4.23. Sous-alimentation et carences
p. 178-179
Texte intégral
1Chaque année un bilan de la « faim dans le monde » estime le nombre de personnes qui ne couvrent pas leurs besoins alimentaires pour mener une vie active. Le déficit porte sur les calories et inclut implicitement un certain nombre de carences en divers macro- et micronutriments*. La conséquence visible en est un état de dénutrition assez facilement mesurable (maigreur).
La faim « cachée »
2Malgré une satisfaction globale de leurs besoins en énergie, des personnes peuvent souffrir de carences spécifiques, chroniques, en un ou plusieurs nutriments (certains acides aminés ou acides gras et plus généralement vitamines et minéraux). Hormis les cas les plus sévères, les conséquences pour la santé n’en sont pas très visibles ni aisément mesurables. C’est ce que les Nations Unies nomment la « faim cachée » (hidden hunger).

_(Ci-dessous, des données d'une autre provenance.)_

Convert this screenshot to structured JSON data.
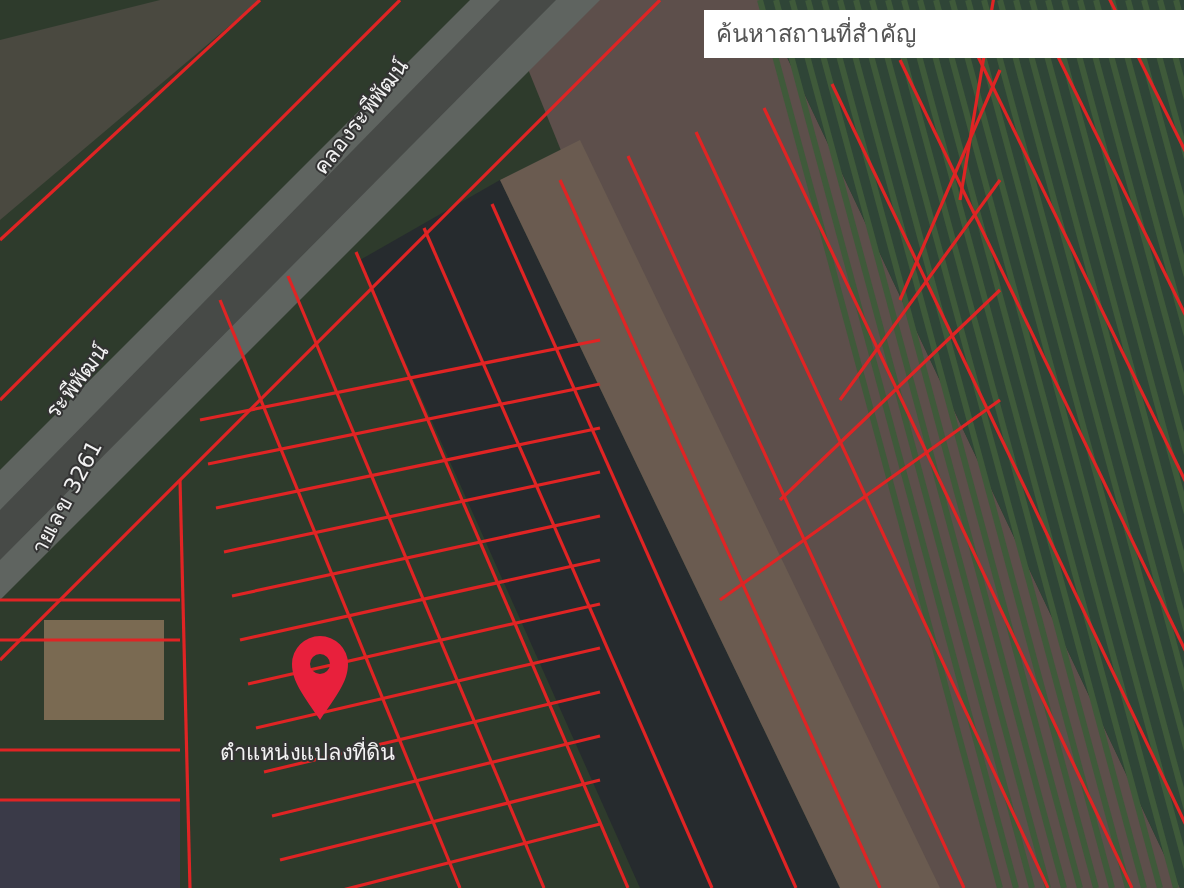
{
  "search": {
    "placeholder": "ค้นหาสถานที่สำคัญ"
  },
  "map": {
    "labels": [
      "คลองระพีพัฒน์",
      "ระพีพัฒน์",
      "ายเลข 3261"
    ],
    "marker": {
      "label": "ตำแหน่งแปลงที่ดิน"
    }
  }
}
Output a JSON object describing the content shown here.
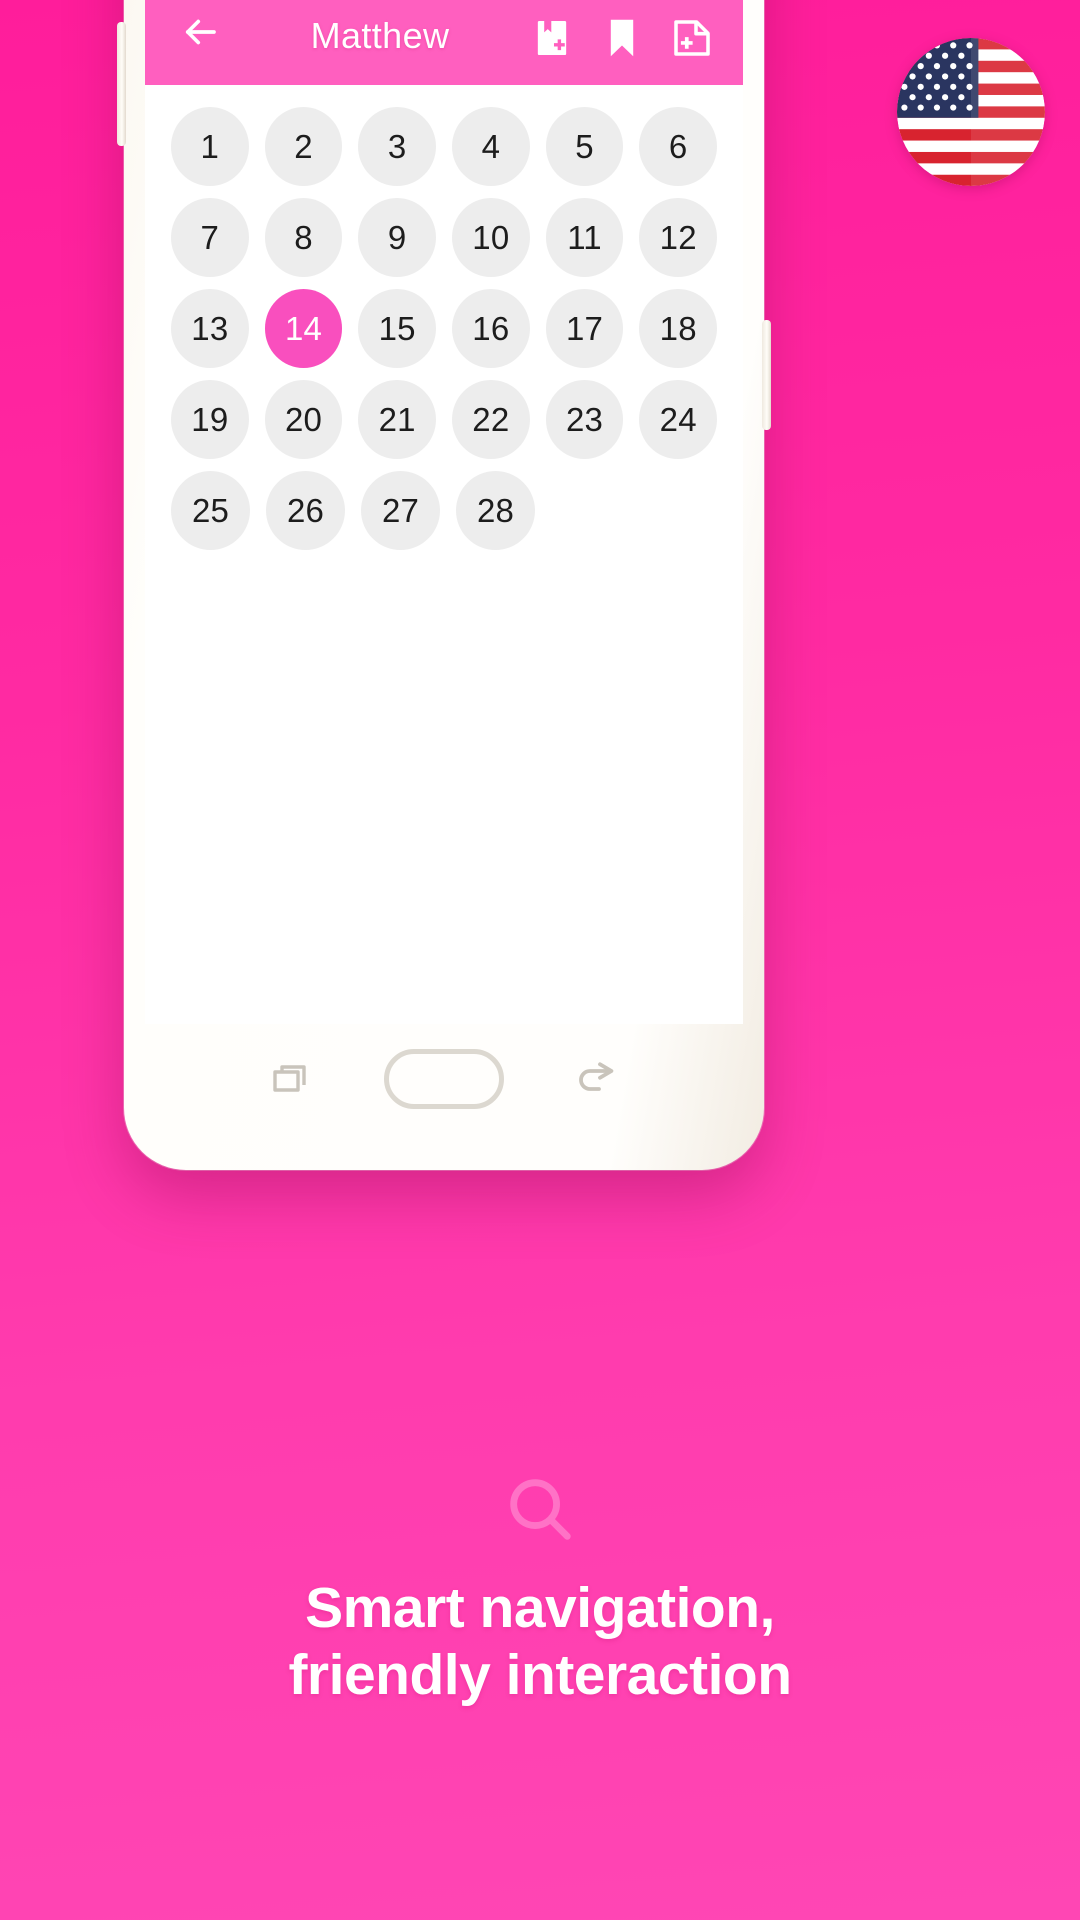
{
  "background": {
    "color_start": "#ff1d9b",
    "color_end": "#ff46b4"
  },
  "phone": {
    "appbar": {
      "accent_color": "#ff5fbf",
      "back_icon": "arrow-left-icon",
      "title": "Matthew",
      "actions": [
        {
          "name": "save-bookmark-icon",
          "label": "Save"
        },
        {
          "name": "bookmark-icon",
          "label": "Bookmark"
        },
        {
          "name": "add-note-icon",
          "label": "Add note"
        }
      ]
    },
    "chapter_grid": {
      "selected": "14",
      "selected_color": "#f94fbe",
      "chip_color": "#ededed",
      "rows": [
        [
          "1",
          "2",
          "3",
          "4",
          "5",
          "6"
        ],
        [
          "7",
          "8",
          "9",
          "10",
          "11",
          "12"
        ],
        [
          "13",
          "14",
          "15",
          "16",
          "17",
          "18"
        ],
        [
          "19",
          "20",
          "21",
          "22",
          "23",
          "24"
        ],
        [
          "25",
          "26",
          "27",
          "28"
        ]
      ]
    },
    "navbar": {
      "recents_icon": "recents-icon",
      "home_icon": "home-button",
      "back_icon": "back-icon"
    }
  },
  "flag_badge": {
    "name": "us-flag-icon",
    "label": "United States"
  },
  "caption": {
    "icon": "search-icon",
    "line1": "Smart navigation,",
    "line2": "friendly interaction",
    "color": "#ffffff"
  }
}
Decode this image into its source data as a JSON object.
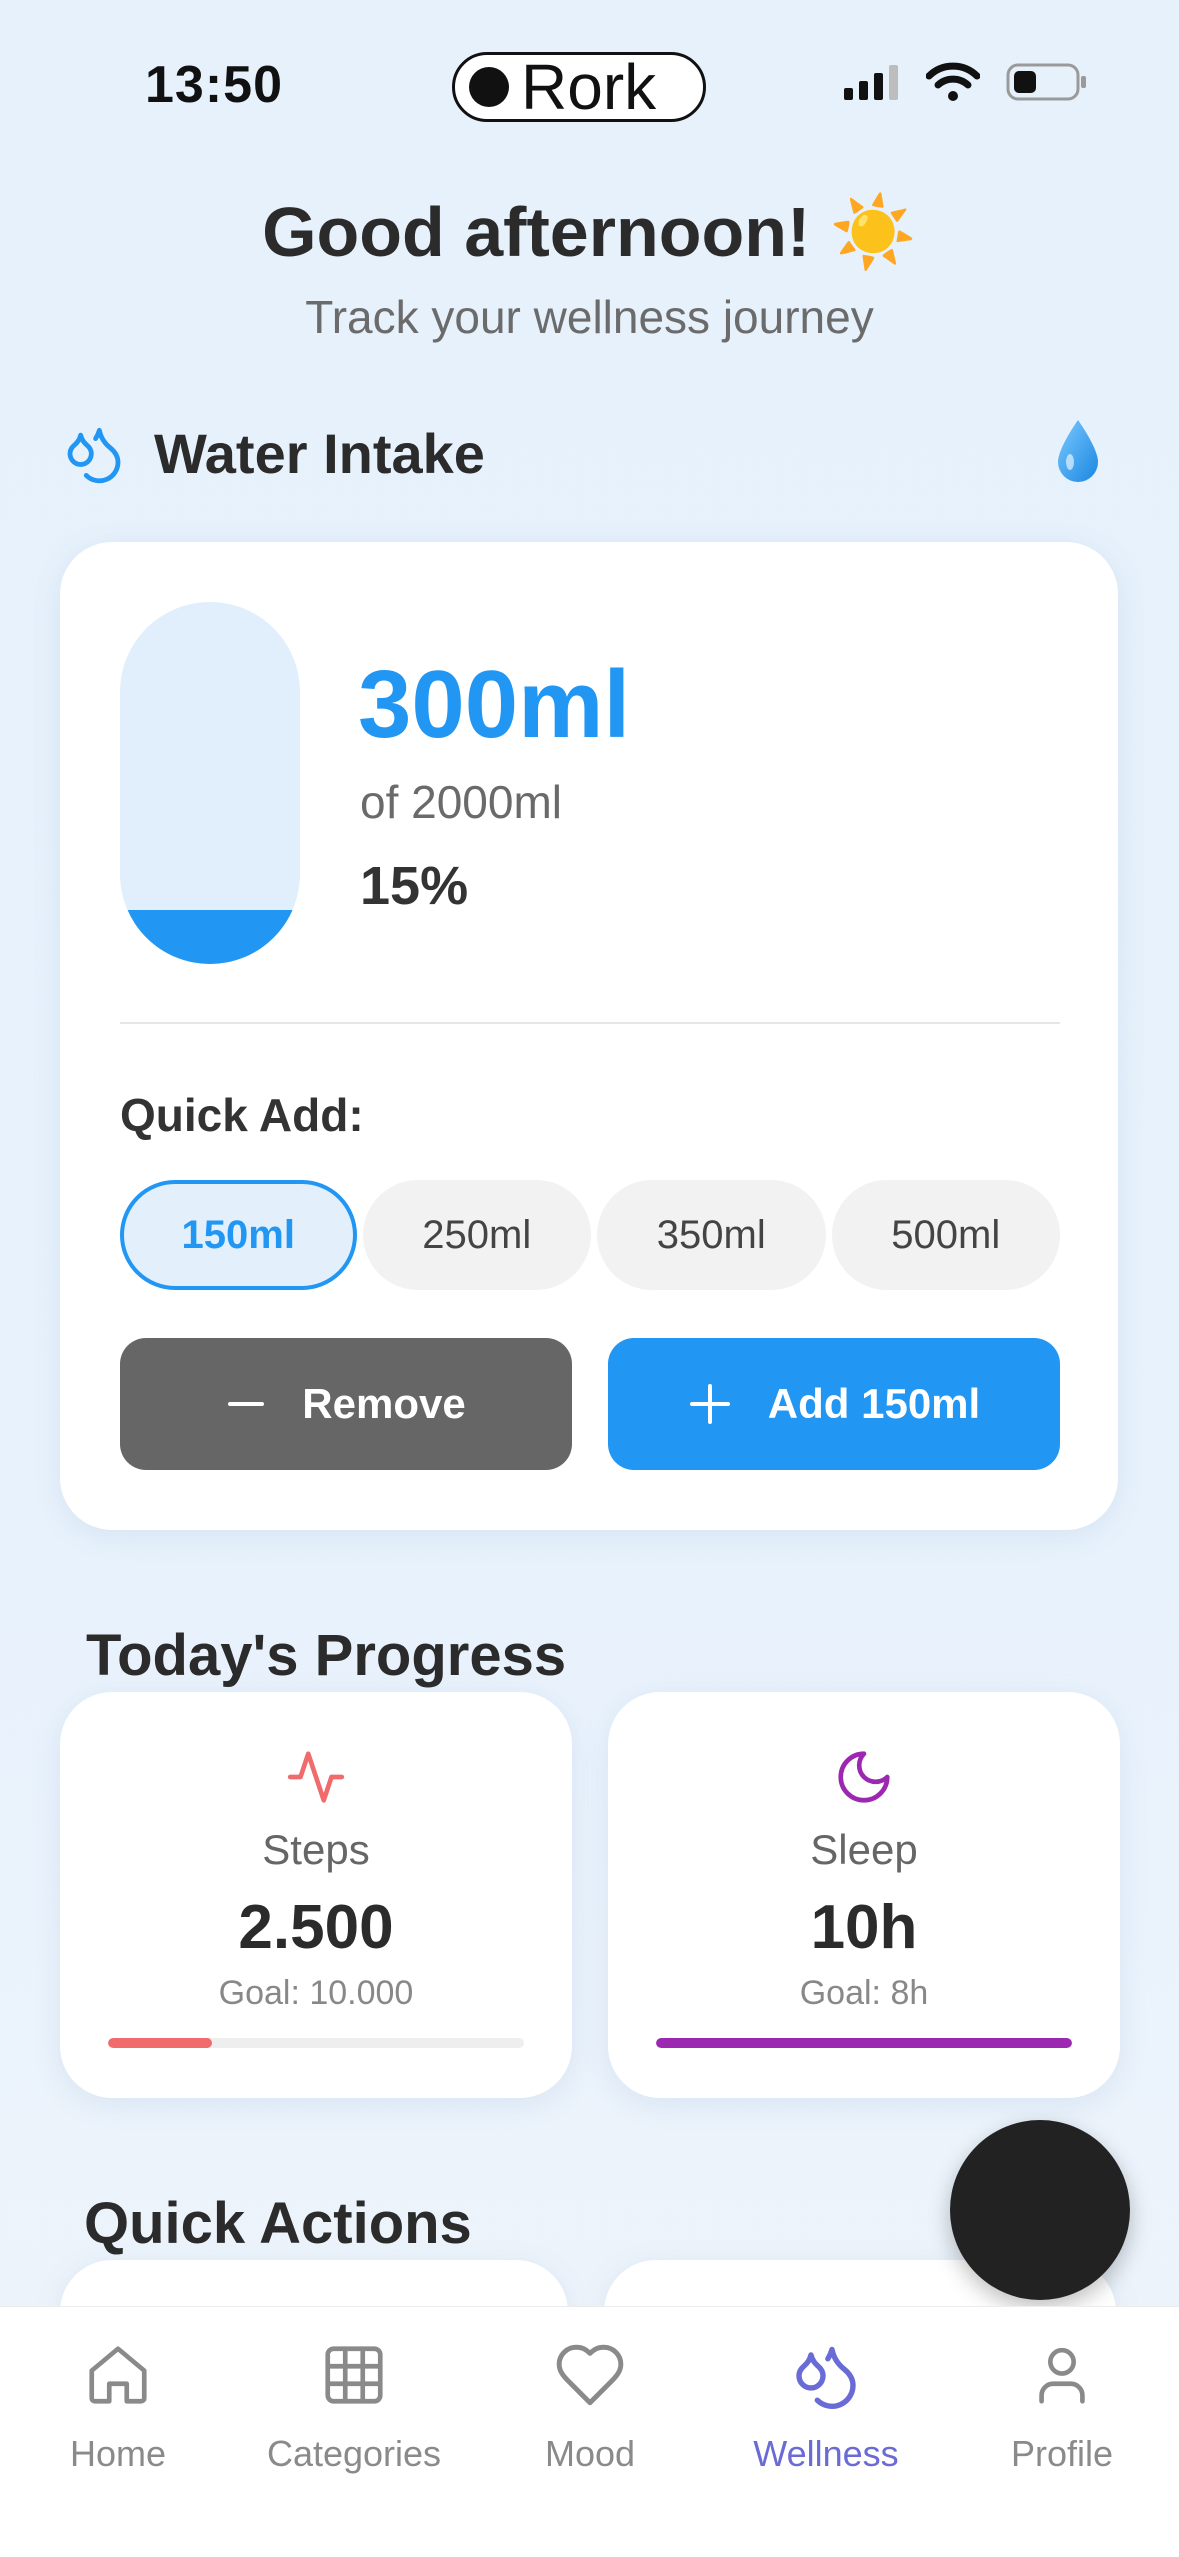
{
  "status_bar": {
    "time": "13:50",
    "app_pill": "Rork"
  },
  "header": {
    "greeting": "Good afternoon! ☀️",
    "subtitle": "Track your wellness journey"
  },
  "water": {
    "title": "Water Intake",
    "current": "300ml",
    "goal_text": "of 2000ml",
    "percent_text": "15%",
    "fill_fraction": 0.15,
    "quick_add_label": "Quick Add:",
    "options": [
      "150ml",
      "250ml",
      "350ml",
      "500ml"
    ],
    "selected_option": "150ml",
    "remove_label": "Remove",
    "add_label": "Add 150ml",
    "accent": "#2196f3"
  },
  "progress": {
    "title": "Today's Progress",
    "steps": {
      "label": "Steps",
      "value": "2.500",
      "goal": "Goal: 10.000",
      "fraction": 0.25,
      "color": "#f06b6b"
    },
    "sleep": {
      "label": "Sleep",
      "value": "10h",
      "goal": "Goal: 8h",
      "fraction": 1.0,
      "color": "#9c27b0"
    }
  },
  "quick_actions": {
    "title": "Quick Actions"
  },
  "tabs": [
    {
      "label": "Home",
      "icon": "home-icon"
    },
    {
      "label": "Categories",
      "icon": "grid-icon"
    },
    {
      "label": "Mood",
      "icon": "heart-icon"
    },
    {
      "label": "Wellness",
      "icon": "droplets-icon",
      "active": true
    },
    {
      "label": "Profile",
      "icon": "user-icon"
    }
  ]
}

3Environ deux milliards d’individus seraient concernés, principalement dans les pays les plus pauvres. Ce chiffre recouvre aussi bien les cas cliniques (personnes visiblement atteintes) que les cas infra-cliniques beaucoup plus nombreux (non visibles) ; l’ensemble de la population mondiale à risque – du fait d’une consommation insuffisante en ces nutriments pour des raisons géographiques, économiques, alimentaires ou culturelles – est sans doute encore supérieur.
Iode, vitamine A, fer et zinc
4Même des carences modérées peuvent nuire au fonctionnement de l’organisme. Les femmes en âge de reproduction et les jeunes enfants y sont particulièrement vulnérables. Certaines de ces carences focalisent davantage l’attention de par leurs graves conséquences. La carence en iode (un peu moins de 2 milliards d’individus), principalement liée au lessivage des sols montagneux, entraîne surtout des déficiences mentales ; la carence en vitamine A est directement responsable de 600 000 décès de jeunes enfants et c’est une des premières causes de cécité ; la carence en zinc entraînerait 400 000 décès d’enfants, celle en fer 115 000 décès maternels, de l’anémie (pour un peu plus de deux milliards d’habitants) et un retard de développement psychomoteur chez les enfants.
Fig. 1 – Probabilité de couverture alimentaire (en % des besoins) pour 11 micronutriments chez des mères pauvres de 3 pays africains (d’après Arimond M. et al. Simple food group diversity indicators predict micronutrient adequacy of women’s diets in 5 diverse, resource-poor settings. J Nutr 2010 ; 140 : 2059S-69S.)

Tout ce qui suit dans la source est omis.